Among the many emails I’ve received with encouragement and advice, some have been littered with words like “courage” and “strength”. Some people have gone so far as to say that my insistence on blogging about all of this shit is brave.
Of course, other people would say that splitting your veins in front of the Internet is stupid. Some are in the camp of “crying to the Internet is a desperate plea for someone to feel sorry for you and tell you that you are wonderful” and some are in the “for god sake’s think of your PRIVACY!” caucus.
And some still are just in the realm of “cannot understand” – no judgment, adoration or bizarre twisty hatred. Just *shrug* I don’t get it.
Honest blogging. It is what it is. But it’s neither bravery nor stupidity. (It’s obviously not a plea for sympathy either – but you already know that. Duh.)
The bravery thing kind of creeps me out – in that it makes me feel like a big fat fraud because seriously? Not. brave. Scared to death, to be quite honest with you.
Spilling my guts is not an act of courage. This is just how I’m wired.
Bravery and courage, I believe, come from doing things that are scary – and yet some people do them anyway. And while I get that personal openness is scary for some people – it’s just not for me. It’s just as natural for me to talk about the things that haunt me and shame me and scare the shit out of me as it is for me to share the things that make me laugh. I’m exactly the same online as I am in real life – what you see is what you get.

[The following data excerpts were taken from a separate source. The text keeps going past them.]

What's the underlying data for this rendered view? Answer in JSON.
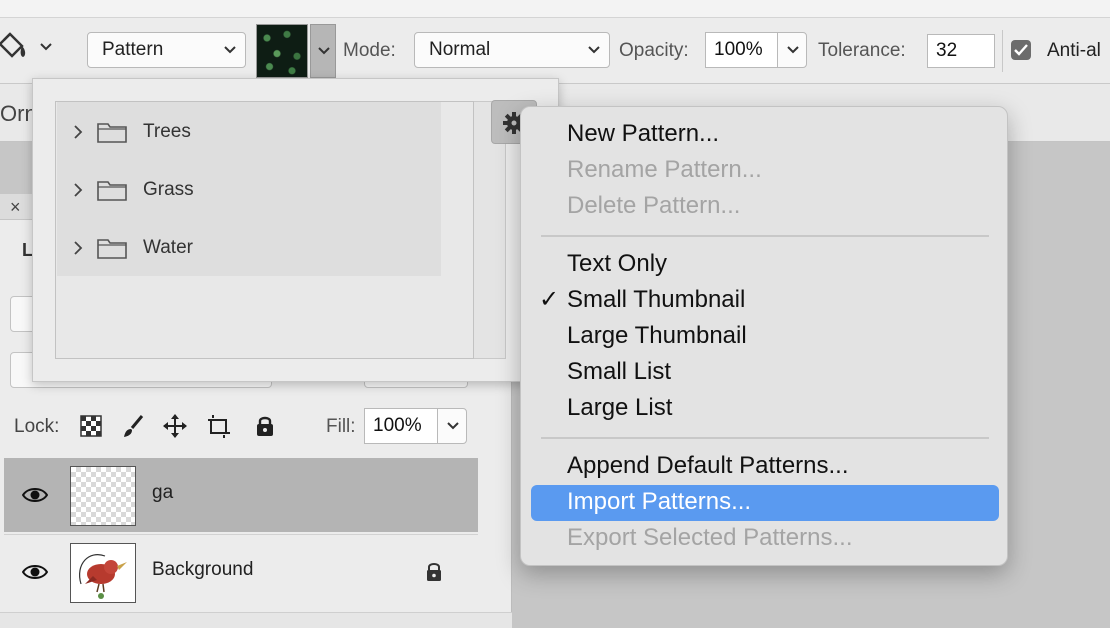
{
  "toolbar": {
    "tool_icon": "paint-bucket-icon",
    "source_select": "Pattern",
    "mode_label": "Mode:",
    "mode_value": "Normal",
    "opacity_label": "Opacity:",
    "opacity_value": "100%",
    "tolerance_label": "Tolerance:",
    "tolerance_value": "32",
    "antialias_label": "Anti-al",
    "antialias_checked": true
  },
  "second_bar": {
    "partial_text": "Orn"
  },
  "pattern_picker": {
    "folders": [
      {
        "label": "Trees"
      },
      {
        "label": "Grass"
      },
      {
        "label": "Water"
      }
    ],
    "settings_icon": "gear-icon"
  },
  "menu": {
    "group1": [
      {
        "label": "New Pattern...",
        "enabled": true
      },
      {
        "label": "Rename Pattern...",
        "enabled": false
      },
      {
        "label": "Delete Pattern...",
        "enabled": false
      }
    ],
    "group2": [
      {
        "label": "Text Only",
        "checked": false
      },
      {
        "label": "Small Thumbnail",
        "checked": true
      },
      {
        "label": "Large Thumbnail",
        "checked": false
      },
      {
        "label": "Small List",
        "checked": false
      },
      {
        "label": "Large List",
        "checked": false
      }
    ],
    "group3": [
      {
        "label": "Append Default Patterns...",
        "enabled": true
      },
      {
        "label": "Import Patterns...",
        "enabled": true,
        "highlighted": true
      },
      {
        "label": "Export Selected Patterns...",
        "enabled": false
      }
    ],
    "checkmark": "✓",
    "highlight_color": "#5a9af0"
  },
  "layers_panel": {
    "close_glyph": "×",
    "tab_initial": "L",
    "lock_label": "Lock:",
    "fill_label": "Fill:",
    "fill_value": "100%",
    "layers": [
      {
        "name": "ga",
        "selected": true,
        "locked": false
      },
      {
        "name": "Background",
        "selected": false,
        "locked": true
      }
    ]
  }
}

That’s not always a good thing – for me or the people around me. How do you look in those jeans? Well, I might try and tell you it’s “fine” – but “oh my god do not leave the house with muffin top” will be all over my face. What are my deepest fears and how can you use them against me? Hang around for five minutes, and I’ll tell you.
Honesty often means you don’t have the protection of things like privacy and boundaries. Not that I’m some vulnerable flower that needs to be protected (puh-LEASE), but it does tend to make for an apparently easy target.
And still, I don’t think “honest blogging” (or rather “spill your guts – ALL your guts – blogging”) is stupid either.
Does it make some people uncomfortable? Sure it does. Does it give people you don’t know well enough to trust ammunition to hurt you? Possibly. Does it open you up for criticism on some very personal areas? Absolutely.
But if this is Just How You Are, there is no alternative. If I showed up here and tried to be “smart” in an effort to protect myself, there’d be absolutely no point in me being here. If I showed up here and tried to be anything that wasn’t genuinely me – well… who would do that??
A lot of people blog without splitting their veins. And they’re interesting and entertaining – often more so than I am. And they are neither “NOT brave” nor necessarily smarter than me. They are being who they are.
And that’s not better or worse. It just is.